Despite long-lasting attempts to reduce vulnerabilities to natural hazards, the damages resulting from flooding are still increasing in Europe.
In many respects, floods are beyond the immediate control of human beings and despite an enhanced ability to predict the occurrence of floods, an increased resilience of communities at risk seems vital for reducing suffering and damages. It is the main objective of RISKMAP within a flood risk mapping process and the use of flood risk maps to raise flood awareness.
Staff at FHRC led work in two main areas: Participation and a Lower Thames Case Study.
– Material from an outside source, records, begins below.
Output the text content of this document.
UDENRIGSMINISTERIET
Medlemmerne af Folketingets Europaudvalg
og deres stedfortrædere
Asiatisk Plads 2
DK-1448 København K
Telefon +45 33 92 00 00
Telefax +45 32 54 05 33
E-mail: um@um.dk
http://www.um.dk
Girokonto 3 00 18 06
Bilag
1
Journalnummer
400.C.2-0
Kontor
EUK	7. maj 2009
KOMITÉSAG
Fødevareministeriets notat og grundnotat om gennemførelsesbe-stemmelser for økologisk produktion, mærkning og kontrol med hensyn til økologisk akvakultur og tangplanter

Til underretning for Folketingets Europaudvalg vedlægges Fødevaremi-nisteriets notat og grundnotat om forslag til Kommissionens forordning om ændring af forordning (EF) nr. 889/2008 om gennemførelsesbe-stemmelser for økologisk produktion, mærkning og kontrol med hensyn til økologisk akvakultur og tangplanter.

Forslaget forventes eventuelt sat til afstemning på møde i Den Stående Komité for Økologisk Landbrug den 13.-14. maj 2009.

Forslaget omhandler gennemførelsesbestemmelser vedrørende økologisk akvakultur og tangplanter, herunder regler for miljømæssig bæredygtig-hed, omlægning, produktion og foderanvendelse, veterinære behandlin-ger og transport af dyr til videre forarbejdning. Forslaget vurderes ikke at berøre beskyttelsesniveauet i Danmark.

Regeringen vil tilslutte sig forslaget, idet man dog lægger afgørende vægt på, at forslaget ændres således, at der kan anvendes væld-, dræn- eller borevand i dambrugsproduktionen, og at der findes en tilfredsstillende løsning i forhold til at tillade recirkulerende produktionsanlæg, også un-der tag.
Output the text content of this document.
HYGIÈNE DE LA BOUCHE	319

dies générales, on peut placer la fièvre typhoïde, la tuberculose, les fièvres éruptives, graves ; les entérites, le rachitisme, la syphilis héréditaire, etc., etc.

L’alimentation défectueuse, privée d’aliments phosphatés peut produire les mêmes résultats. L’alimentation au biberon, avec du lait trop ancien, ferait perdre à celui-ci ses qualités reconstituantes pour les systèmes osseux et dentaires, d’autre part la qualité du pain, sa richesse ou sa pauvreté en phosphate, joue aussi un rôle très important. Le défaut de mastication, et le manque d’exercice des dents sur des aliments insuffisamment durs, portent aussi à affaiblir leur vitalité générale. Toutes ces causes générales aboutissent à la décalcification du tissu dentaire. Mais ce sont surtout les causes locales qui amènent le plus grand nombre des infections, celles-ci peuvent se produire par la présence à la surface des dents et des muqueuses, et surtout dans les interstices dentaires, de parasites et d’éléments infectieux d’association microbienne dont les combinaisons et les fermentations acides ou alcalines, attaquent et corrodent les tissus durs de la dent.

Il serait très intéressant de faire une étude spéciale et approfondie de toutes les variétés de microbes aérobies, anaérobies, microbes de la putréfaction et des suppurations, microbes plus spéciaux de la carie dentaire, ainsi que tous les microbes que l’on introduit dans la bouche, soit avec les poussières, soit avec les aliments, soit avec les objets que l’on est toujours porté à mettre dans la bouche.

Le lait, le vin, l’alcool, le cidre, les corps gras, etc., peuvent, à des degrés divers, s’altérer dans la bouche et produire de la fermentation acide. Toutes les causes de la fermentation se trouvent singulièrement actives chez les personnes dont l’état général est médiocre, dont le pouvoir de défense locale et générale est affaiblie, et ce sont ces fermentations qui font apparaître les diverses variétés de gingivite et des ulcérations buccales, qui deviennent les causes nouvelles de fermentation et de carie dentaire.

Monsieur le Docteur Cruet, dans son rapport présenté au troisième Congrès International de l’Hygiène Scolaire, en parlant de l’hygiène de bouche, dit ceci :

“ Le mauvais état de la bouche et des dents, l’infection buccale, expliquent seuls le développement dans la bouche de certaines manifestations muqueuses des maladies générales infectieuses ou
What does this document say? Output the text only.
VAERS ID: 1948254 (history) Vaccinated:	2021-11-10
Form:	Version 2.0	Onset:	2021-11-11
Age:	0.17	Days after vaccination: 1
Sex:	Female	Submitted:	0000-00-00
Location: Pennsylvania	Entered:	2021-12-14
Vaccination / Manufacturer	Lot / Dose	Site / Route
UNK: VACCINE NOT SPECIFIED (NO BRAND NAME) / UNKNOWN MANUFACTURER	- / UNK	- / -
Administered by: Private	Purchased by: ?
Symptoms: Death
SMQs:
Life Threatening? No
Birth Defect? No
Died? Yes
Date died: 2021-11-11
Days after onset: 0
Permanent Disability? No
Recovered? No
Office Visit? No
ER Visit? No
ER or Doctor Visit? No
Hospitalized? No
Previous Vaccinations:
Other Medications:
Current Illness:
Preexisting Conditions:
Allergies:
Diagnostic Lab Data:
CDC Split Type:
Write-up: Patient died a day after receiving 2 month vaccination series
The main objective of the work task on participation (WT2.1) was to consider the creation of risk maps within a dialogue process and create a participatory framework that allows for the constructive and open engagement, and integration, of selected stakeholders (experts, decision-makers and well as representatives of the local population), their views, information requirements and local expertise within the risk mapping process. The task hence followed the principles of good governance bringing together various categories of concerned players and stakeholders generating a co-expertise process. The project adopted a framework developed by Stirling (2004) which advocates the value of participation and classifies the types of participation by its outcomes. The project in particular investigated an instrumental rationale to engagement which describes how participation in practice can be used to build trust, acceptance and understanding between stakeholders and decision-makers, and a substantive rationale whereby broader and deeper knowledge should be taken into account during decision making processes in order to result in better quality decisions. The project paid particular attention to the diagnosis of potential deficiencies and opportunities in participation and stakeholder involvement with regard to risk mapping and directly contributed to the development of best practice guidance and recommendations.
Case studies were included in the project in order to test and build upon some of the theoretical work being developed.The Lower Thames Case Study (WT4.2) investigated the issues involved in managing flood risk in a large semi-urbanised area in the lower part of the River Thames catchment, London. This case study, centered on Chertsey, Surrey, and focused on the role of the public within the process of flood risk mapping. It investigated flood maps as communication tools for flooding issues to: engage the 'at-risk public about flood risk, gather local knowledge about flooding and to raise awareness. FHRC also contributed to a number of other work packages including; the legal framework of mapping and participation, current practices in flood risk mapping, mapping visualisation and provided public test persons for the experimental graphic semiology task.
Key project partners:
Helmholtz Centre for Environmental Research (UFZ, Germany) [project co-ordinators]; University of Natural Resources and Applied Life Sciences (BOKU, Austria); University of Applied Sciences Deggendorf (FHD, Germany) and Université François-Rabelais, Ecole Polytechnique, Département Aménagement,(UMR CITERES, France).